Separate the Process
If you find yourself constantly blurring the lines between arranging and mixing, trying bouncing your project down to audio stems. Most DAW’s have very useful export options these days, so you’re able to export all the individual tracks from your project in one go. This method of committing things to audio may help if you’re someone who is constantly tweaking bits of automation or synth parameters; when it becomes such an effort to go back and change such potentially irrelevant details you may realize it’s not so necessary. You could even do a rough mix in your original project, bounce the audio as groups, and create a new session for your buss mix and processing.
More Gain Fading
We’ve already mentioned using simple gain changes in this series to help drop tension in a section of your mix. Further to this technique, simply automating the gain of certain elements in your project can sometimes be favorable to slapping on a compressor. If you find your synth channel is peaking too high as the filter opens, try automating the gain down slightly in these sections. or if there’s a build section of your track where the master volume peaks too high, apply similar gain automations to any lead elements in that section, such as snare rolls, synth filters, and the like. You could even try using this method along with a gentle compressor, similar to the serial compressor technique, except you have much more detailed control over the dynamic reduction with gain automation.

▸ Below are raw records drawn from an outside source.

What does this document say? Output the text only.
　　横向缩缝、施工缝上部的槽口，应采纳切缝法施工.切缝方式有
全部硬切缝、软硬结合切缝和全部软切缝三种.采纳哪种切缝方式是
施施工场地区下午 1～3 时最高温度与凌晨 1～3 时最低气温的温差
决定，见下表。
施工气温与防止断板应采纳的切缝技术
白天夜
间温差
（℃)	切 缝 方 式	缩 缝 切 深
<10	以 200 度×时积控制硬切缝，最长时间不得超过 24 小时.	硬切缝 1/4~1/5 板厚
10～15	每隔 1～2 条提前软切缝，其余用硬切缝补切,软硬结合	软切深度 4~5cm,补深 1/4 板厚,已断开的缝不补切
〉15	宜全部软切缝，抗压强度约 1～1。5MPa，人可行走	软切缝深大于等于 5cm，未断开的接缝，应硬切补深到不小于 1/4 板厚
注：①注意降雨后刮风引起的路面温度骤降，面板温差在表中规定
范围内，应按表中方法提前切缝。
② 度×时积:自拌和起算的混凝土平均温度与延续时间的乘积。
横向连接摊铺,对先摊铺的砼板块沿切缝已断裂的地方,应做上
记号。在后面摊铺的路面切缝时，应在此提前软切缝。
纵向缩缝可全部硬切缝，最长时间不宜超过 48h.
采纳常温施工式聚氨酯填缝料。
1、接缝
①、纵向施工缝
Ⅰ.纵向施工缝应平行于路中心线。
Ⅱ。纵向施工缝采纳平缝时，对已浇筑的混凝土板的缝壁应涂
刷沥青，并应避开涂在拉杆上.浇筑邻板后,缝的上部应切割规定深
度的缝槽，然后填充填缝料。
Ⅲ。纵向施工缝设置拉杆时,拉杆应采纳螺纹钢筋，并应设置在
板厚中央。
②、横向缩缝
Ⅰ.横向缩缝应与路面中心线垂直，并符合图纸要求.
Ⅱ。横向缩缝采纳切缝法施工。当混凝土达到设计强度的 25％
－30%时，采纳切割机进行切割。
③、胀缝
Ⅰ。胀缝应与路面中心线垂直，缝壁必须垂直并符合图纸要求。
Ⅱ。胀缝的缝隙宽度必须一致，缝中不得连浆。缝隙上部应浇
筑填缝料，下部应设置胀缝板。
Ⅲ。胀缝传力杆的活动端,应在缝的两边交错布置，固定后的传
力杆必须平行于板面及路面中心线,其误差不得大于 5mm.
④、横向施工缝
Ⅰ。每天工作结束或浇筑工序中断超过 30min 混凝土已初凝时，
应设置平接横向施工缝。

It’s a good idea to always reference your mixes in mono – this can be easily achieved by applying a plugin on your master chain, most utility gain’s will have a mono button for this purpose. When working through a mix, and you choose to apply some imaging to a sound, always have a quick reference to hear how the sound collapses to mono, whilst it may sound great spread across the speakers it may phase badly when collapsing to a mono signal.
Taking this technique one step further, trying mixing your project in mono. You’ll find you have to work much harder to create room for all the individual elements, which could lead to a much more spacious mix. Then, once you’re mix is near finished, convert back to stereo and apply any panning or imaging you feel is necessary, to add that final touch of ear candy.